The machine learning team at GPTZero spent the summer building our best AI detector ever. This release comes just in time for the school year, when students and teachers will be able to rely on GPTZero to encourage responsible AI use in the classroom. Our latest AI detection model improves drastically on the latest language models from the top providers, and generalizes to GPT5 without explicit training.
This release includes a complete overhaul of our training data. Our goal was to significantly improve our performance on the language models that our users care about. We focused on the top models for academic API use, and models that are widely available with free and paid accounts from the top providers.
Training on the latest language models
In our latest model release, Model 3.7b, we’ve updated the majority our training data, including more AI documents from:
- OpenAI – GPT4.1,GPT4.1-mini, o3, o3-mini
- Gemini – 2.5 Pro, 2.5 Flash, 2.5 Flash-Lite
- Claude – Sonnet 4
- And a few other models
These models have made big leaps in many areas including reasoning, creative writing, and context capabilities, which result in more complex and sometimes more human-like text.

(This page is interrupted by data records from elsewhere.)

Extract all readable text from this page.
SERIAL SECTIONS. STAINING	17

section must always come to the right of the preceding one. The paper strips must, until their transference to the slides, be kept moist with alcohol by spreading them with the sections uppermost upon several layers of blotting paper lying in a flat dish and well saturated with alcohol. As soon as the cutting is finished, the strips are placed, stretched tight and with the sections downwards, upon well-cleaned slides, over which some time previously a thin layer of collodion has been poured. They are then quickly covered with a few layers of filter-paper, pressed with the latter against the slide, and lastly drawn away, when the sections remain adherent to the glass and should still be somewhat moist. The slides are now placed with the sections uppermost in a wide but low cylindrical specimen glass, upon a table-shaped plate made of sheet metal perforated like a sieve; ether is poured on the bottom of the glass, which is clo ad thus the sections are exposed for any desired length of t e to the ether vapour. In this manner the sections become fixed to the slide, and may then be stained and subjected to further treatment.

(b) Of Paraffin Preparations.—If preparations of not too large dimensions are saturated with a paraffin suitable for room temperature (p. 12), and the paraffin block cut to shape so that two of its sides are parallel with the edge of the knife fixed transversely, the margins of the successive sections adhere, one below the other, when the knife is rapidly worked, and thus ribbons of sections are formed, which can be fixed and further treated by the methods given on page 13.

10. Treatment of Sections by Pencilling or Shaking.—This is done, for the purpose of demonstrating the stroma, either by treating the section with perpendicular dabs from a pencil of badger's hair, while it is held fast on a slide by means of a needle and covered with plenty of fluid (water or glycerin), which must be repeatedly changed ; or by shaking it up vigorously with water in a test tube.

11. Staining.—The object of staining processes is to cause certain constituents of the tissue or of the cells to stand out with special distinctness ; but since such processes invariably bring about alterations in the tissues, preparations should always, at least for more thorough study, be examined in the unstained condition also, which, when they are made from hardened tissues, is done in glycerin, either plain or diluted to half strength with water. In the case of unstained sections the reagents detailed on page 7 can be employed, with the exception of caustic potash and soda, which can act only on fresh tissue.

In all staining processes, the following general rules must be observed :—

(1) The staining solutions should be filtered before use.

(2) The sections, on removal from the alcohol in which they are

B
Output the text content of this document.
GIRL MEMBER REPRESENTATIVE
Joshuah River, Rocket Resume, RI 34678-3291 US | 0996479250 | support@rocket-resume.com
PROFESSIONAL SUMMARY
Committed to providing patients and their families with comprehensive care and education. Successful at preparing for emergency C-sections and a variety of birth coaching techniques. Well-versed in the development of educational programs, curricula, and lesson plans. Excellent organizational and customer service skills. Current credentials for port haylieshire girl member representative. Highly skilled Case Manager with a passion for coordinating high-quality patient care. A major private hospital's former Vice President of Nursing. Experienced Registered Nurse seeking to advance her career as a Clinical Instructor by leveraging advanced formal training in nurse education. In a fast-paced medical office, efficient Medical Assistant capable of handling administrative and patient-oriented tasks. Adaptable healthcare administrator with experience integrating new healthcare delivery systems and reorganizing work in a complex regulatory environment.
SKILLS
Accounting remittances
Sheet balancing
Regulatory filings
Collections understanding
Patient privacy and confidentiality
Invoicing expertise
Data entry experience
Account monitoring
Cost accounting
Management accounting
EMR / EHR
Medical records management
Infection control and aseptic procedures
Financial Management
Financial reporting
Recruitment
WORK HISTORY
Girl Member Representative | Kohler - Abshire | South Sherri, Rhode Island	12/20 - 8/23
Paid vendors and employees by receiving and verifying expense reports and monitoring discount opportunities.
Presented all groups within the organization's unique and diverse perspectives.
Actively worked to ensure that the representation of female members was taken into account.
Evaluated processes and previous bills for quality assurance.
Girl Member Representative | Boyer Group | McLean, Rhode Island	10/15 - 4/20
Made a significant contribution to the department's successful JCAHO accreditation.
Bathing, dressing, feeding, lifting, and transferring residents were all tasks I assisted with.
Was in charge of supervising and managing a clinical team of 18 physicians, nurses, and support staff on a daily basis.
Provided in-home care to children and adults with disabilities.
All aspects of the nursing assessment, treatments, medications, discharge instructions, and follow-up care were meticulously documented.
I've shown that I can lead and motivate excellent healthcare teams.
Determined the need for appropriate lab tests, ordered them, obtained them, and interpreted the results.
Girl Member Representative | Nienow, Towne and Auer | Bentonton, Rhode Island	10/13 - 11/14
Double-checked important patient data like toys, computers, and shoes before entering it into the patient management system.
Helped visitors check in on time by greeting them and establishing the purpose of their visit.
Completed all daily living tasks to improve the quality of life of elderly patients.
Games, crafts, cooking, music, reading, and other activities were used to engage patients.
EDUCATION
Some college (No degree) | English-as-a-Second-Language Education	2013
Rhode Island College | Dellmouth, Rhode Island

Our performance on these models is shown in Table 1. On one of the reasoning models in particular, the improvement in recall at 1% false positive rate was over 40% with our latest AI detector release.
Table 1: AI detector performance on the popular LLMs with our latest AI detector. Recall is the percentage of AI-generated documents in the benchmark that our detector correctly identified as AI. We report recall at 1% false positive rate.
Harder datasets and prompts
Some AI-generated text is simple to spot while other text is created deliberately to bypass detectors. To deal with this, we expanded the scope of our training data, adding new text domains and prompts to our database.
In this release, we trained on:
- Complex, web-sourced, information dense AI data like OpenAI’s deep research
- Human text with edits from common grammar correction apps
At our most recent offsite, our machine learning engineers Edwin and Nazar went even further by training generative models to find new prompts that bypass our AI detection model. They used reinforcement learning algorithms to identify which prompting techniques generate text that looks the most human-written to our detector. We generated and trained on new AI-written documents created with the language models listed above and these new prompts.

Our baseline performance on GPT5 models
With the release of GPT5, we wanted to see how well the GPTZero AI detector can generalize to a newer, advanced language model. We found that with these updates, our performance without training on GPT5 data is significant, with 95% recall on our new benchmark. Our benchmarks on GPT5 models are shown in Table 2.
Please note, our detection model has NOT been trained to detect GPT-5 text. We expect these results to only improve in the coming weeks.
Table 2: AI detector performance on GPT5 models with our latest AI detector not trained on any GPT5 data
With this update, you’ll see improved performance on all of the best LLMs available. Our AI detection capabilities closely follow AI model releases as the field of AI detection continues to grow. No matter what you use GPTZero for, our generalization on GPT5 models is a result of our continued efforts to have a robust model that supports you in academic settings as well as in everyday life.